De Cataluña hacia la macroeconomía

JUAN VELARDE FUERTES
MadridActualizado:

Una vez más, ha quedado a la vista de todos, en relación con el despilfarro económico separatista de la autonomía catalana, el papel clave que tiene en España el Tribunal de Cuentas (TC). Es significativo señalar que su nacimiento tuvo lugar en plena Edad Media, al generarse una marcha hacia la responsabilidad que pudiera tener Juan II de Castilla para aclarar a las Cortes lo que se encontraba detrás de la derrota castellana en la batalla de Aljubarrota.

En estos momentos, uno de los mayores riesgos económicos que amenazan a España es el déficit del sector público. Y una de las causas se encuentra en el terreno de las autonomías. La tentación del mal empleo del gasto público aparece en ese ámbito más de una vez y de forma muy preocupante. Recientemente se ha señalado -y ha tenido consecuencias políticas- en el caso de Andalucía. Y ahora, como hemos sabido gracias a una completa información de ABC, fueron los planteamientos separatistas de Cataluña los que generaron una desviación del gasto público fuera de objetivos razonables para intentar financiación para el proyecto separatista.

Pero esta cuestión necesita ampliarse porque el sector público exige hoy continuos planteamientos de eficacia. No es posible olvidar ni un momento que nuestro sector público posee una magnitud económica cuyo valor total ronda alrededor del 40% del Producto Interior Bruto.

Esto abre necesariamente una puerta a nuestro Tribunal de Cuentas para que, al vigilar las consecuencias de la política pública, plantee referencias a las magnitudes macroeconómicas que pueden resultar favorecidas o perturbadas.

Para ello es preciso señalar ante el futuro la necesidad del estudio, por parte del Tribunal de Cuentas, más allá de la simple contabilidad presupuestaria, que es preciso abordar efectivamente su legalidad pero también lo que sucede con la contabilidad nacional, o sea con las magnitudes macroeconómicas. Es una consecuencia obligada del Pacto de Estabilidad y Crecimiento.

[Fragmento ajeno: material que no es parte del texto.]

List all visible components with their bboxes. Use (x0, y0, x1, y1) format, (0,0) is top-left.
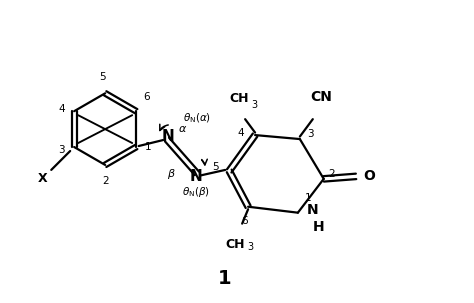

Un gran economista, Stuart Mill, nos envió para siempre esta necesaria observación en «Considerations on representative government»: «El verdadero protagonista de un gobierno constitucional exige que se sospeche que se puede abusar del poder político… porque siempre fue así, porque ésa es la tendencia habitual de las cosas». En la protección frente a esas tentaciones que complican, y a veces hunden el conjunto económico nacional, debe encontrarse nuestro Tribunal de Cuentas.